What is real!? Is this world a complex synaptic creation of our own making? Or, is there some form of greater collective creation occurring? Marc Bedarida ("Walking through the Psychogeography of Paris") - Architecture instructor at GT College of Architecture - suggests, “all the material of our mind borders on these zones of the unknown and the frightening”. The newest planted promenade of New York -  more passionately referred to as the High Line - is an example of the spectacles that we create amongst us – incongruities between subject and meaning – which give rise to an uncertain strangeness and fear we experience as urban dwellers.

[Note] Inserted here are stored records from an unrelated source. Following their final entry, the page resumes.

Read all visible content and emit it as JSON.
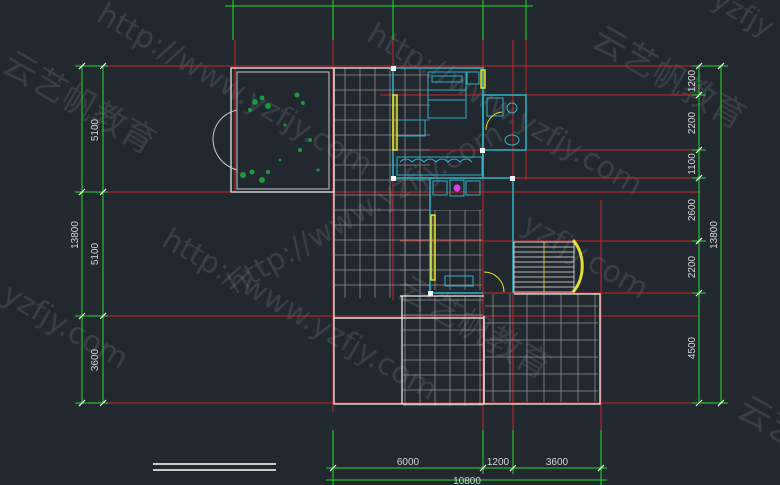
{
  "dimensions": {
    "left_segments": [
      "5100",
      "5100",
      "3600"
    ],
    "left_total": "13800",
    "right_segments": [
      "1200",
      "2200",
      "1100",
      "2600",
      "2200",
      "4500"
    ],
    "right_total": "13800",
    "bottom_segments": [
      "6000",
      "1200",
      "3600"
    ],
    "bottom_total": "10800"
  },
  "watermarks": {
    "url": "http://www.yzfjy.com",
    "url_short": "yzfjy.com",
    "brand": "云艺帆教育",
    "brand_short": "云艺",
    "brand_top": "yzfjy"
  },
  "colors": {
    "background": "#212830",
    "dimension_line": "#1fe01f",
    "axis_line": "#e01f1f",
    "wall": "#ffffff",
    "tile": "#a9a9a9",
    "furniture": "#2cb5c8",
    "door": "#e8e030",
    "plant": "#1a9a3a",
    "magenta_accent": "#e040e0"
  }
}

The High Line is an exquisite piece of eco-revelatory design in its own right, and novel to New York. Similar to the spectacle created in Paris that is the Viaduc Daumesnil (Viauc des Arts), however, the High Line “is not a set of images, but a social relationship between people, mediated by the image, whose production takes place along the way” (Bedarida, "Walking through the Psychogeography of Paris"). It is this image or sign that becomes the benchmark from which we base our existence, and its meaning. The form and its meaning(s) enable us to comprehend our place in society and give meaningful participation to our daily interactions. As the philosopher/literary theorist Roland Barthes ("Mythologies") would suggest, it is the constant evolution of signifiers, through the process of signification, that the conversion of reality into speech takes place. As our realities change, so does our language. This language may take many forms, and is not limited to oral speech. The nature of the signifier - its instability – permits such mutation and generation of language.

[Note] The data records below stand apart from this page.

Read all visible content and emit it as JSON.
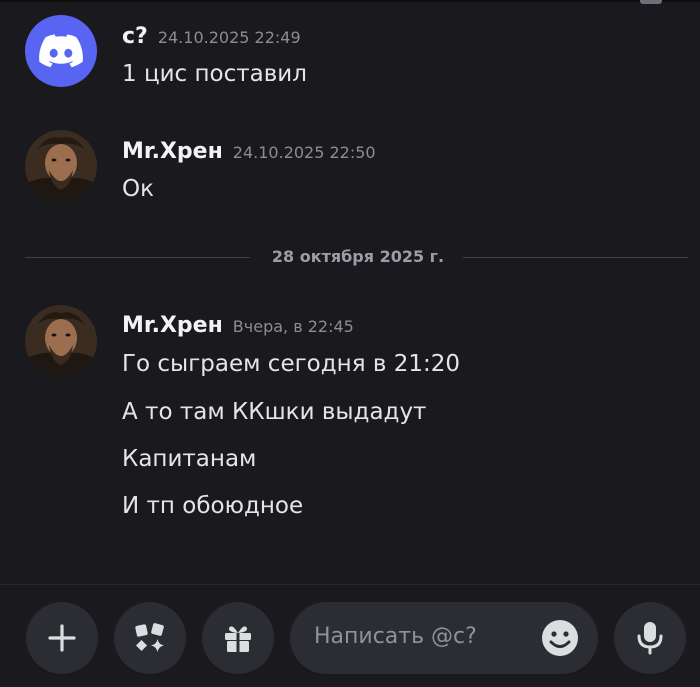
{
  "colors": {
    "background": "#1a1a1e",
    "discord_blurple": "#5865f2",
    "pill": "#2c2d32"
  },
  "messages": [
    {
      "author": "c?",
      "time": "24.10.2025 22:49",
      "avatar": "discord-logo-icon",
      "lines": [
        "1 цис поставил"
      ]
    },
    {
      "author": "Mr.Хрен",
      "time": "24.10.2025 22:50",
      "avatar": "user-portrait",
      "lines": [
        "Ок"
      ]
    }
  ],
  "date_divider": "28 октября 2025 г.",
  "messages_after": [
    {
      "author": "Mr.Хрен",
      "time": "Вчера, в 22:45",
      "avatar": "user-portrait",
      "lines": [
        "Го сыграем сегодня в 21:20",
        "А то там ККшки выдадут",
        "Капитанам",
        "И тп обоюдное"
      ]
    }
  ],
  "composer": {
    "placeholder": "Написать @c?",
    "buttons": [
      "plus-icon",
      "apps-icon",
      "gift-icon",
      "microphone-icon",
      "emoji-icon"
    ]
  }
}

The signifier is unstable. In this there can be no literal meaning as it is a mere icon - the symbolic form to which is attached many alternate realities as are evidenced by the many 'Friend of the High Line' - http://www.thehighline.org. The sign’s inherent difference – both to defer meaning and differ in its expression – is the condition that provides a level of signification that we may comprehend. As we can deduce from the French philosopher Derrida ("Margins of Philosophy"), it is this point he illustrates regarding the lack of inherent meaning in a particular signifier. Signs can hold universal meaning, but also possess meanings of regional and historical potency also. It is this fact that contributes to their inherent instability.

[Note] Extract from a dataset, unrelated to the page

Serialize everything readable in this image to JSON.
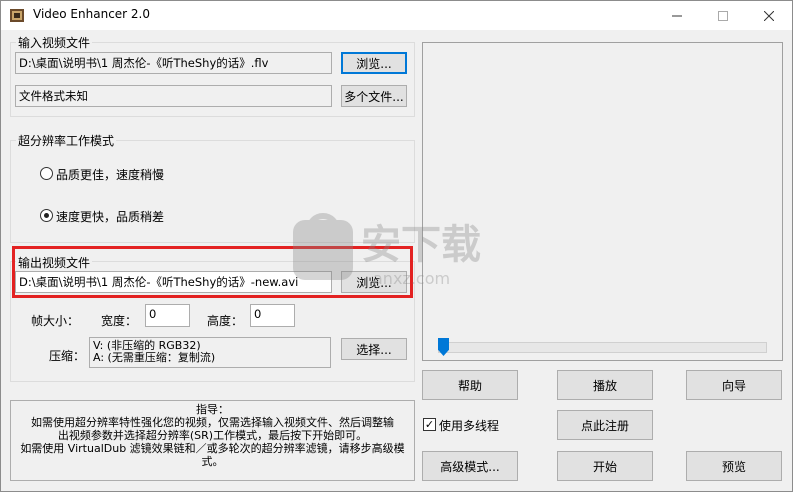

As one might deduce from Derrida ("Margins of Philosophy"), the bridges and aqueducts that comprise the Viaduc Daumesnil in Paris along with the rails and steel trestles of the High Line in New York are simply “instruments of nostalgia”. In reclaiming the historical rail corridor to provide an exclusive pedestrian route through the city, the designers have, in fact, preserved these original features and fixed them within a spatial and temporal continuum. Reality, not fiction, becomes the driving force behind the processes of signification, and also to what Jorge Silvetti referred to as mythification. It is here that Derrida’s notions of temporization and spacing occurs simultaneously. Arguably, the elevated and reclaimed rail line, “loudly proclaim[ing] the loss of its original function” (Bedarida, "Walking through the Psychogeography of Paris") leads to an estrangement of its visitors. The estrangement felt by visitors to this place is a direct result of the mythical preference for images lacking significant meaning (Roland Barthes, "Mythologies"). The visitors “become the space of time” at the same time the place is “becoming the time of space”.

As Bedarida ("Walking through the Psychogeography of Paris") suggests, the paradox of all gentrification: “who acts loses the world, but even those who [simply] want to hold onto it lose it too”. The signs we create are realities that defer to something other than itself, often referencing a historical past. The High Line, while a fantastic amenity for the City of New York, is an example of the evocative power of a sign’s lack of presence – presence of its literal meaning. Unfortunately, a common subconscious tendency towards creating a language with such unstable meaning eventually leads to perpetual discontentment.